Selon une vaste étude menée sur 6 611 941 années-personnes chez des américains adultes, il semble exister un lien entre la consommation de poisson cru ou de thon et le risque de mélanome. Eunyoung Cho et coll. (Providence, Etats-Unis) qui ont publié dans la revue Cancer Causes and Control affirment que les biocontaminants contenus dans les poissons – et en particulier le mercure - en sont probablement la cause. Alors que la consommation de poisson est particulièrement encouragée en raison de son apport protéique, vitaminique (vitamine B6) et lipidique (faible en cholestérol et riche en omégas 3, les recommandations vont-elles être modifiées ? Pas sûr, car même les auteurs de ce travail lui reconnaissent des limites importantes qui pourraient avoir influé sur le résultat.

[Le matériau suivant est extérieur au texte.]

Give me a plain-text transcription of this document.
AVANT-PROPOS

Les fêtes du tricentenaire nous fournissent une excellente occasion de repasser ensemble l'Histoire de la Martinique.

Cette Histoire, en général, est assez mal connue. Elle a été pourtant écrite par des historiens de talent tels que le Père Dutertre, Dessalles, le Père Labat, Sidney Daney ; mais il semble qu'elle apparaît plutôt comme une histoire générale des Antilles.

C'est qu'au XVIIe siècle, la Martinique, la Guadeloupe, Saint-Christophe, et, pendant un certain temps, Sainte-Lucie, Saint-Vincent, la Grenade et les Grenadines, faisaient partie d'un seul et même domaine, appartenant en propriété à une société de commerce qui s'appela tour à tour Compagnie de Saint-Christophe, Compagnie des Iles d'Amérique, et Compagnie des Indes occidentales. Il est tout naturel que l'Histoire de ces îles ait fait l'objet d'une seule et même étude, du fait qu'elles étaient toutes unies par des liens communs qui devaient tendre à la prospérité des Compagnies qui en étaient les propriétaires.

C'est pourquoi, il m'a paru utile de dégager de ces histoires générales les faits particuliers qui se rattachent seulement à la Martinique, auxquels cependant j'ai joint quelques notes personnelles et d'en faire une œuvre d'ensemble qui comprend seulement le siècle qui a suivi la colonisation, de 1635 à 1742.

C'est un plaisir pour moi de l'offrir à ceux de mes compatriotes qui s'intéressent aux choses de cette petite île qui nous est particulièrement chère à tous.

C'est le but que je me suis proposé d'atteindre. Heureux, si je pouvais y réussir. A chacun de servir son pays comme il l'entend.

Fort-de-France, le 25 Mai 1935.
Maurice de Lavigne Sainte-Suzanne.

Au cours de ces près de 7 millions d'années-personnes de suivi - et avec une médiane de suivi 15,5 ans - 5 034 cas de mélanome malin et 3 284 cas de mélanome in situ ont été identifiés. Les 491 367 adultes participants étaient âgés de 62 ans en moyenne. Ils étaient recrutés sur tout le territoire des États-Unis dans le cadre de l'étude NIH-AARP Diet and Health Study du National Cancer Institute entre 1995 et 1996. Ils ont indiqué à quelle fréquence ils avaient mangé du poisson frit, du poisson non frit (cru) et du thon au cours de l'année précédant l'inclusion, ainsi que la taille de leurs portions.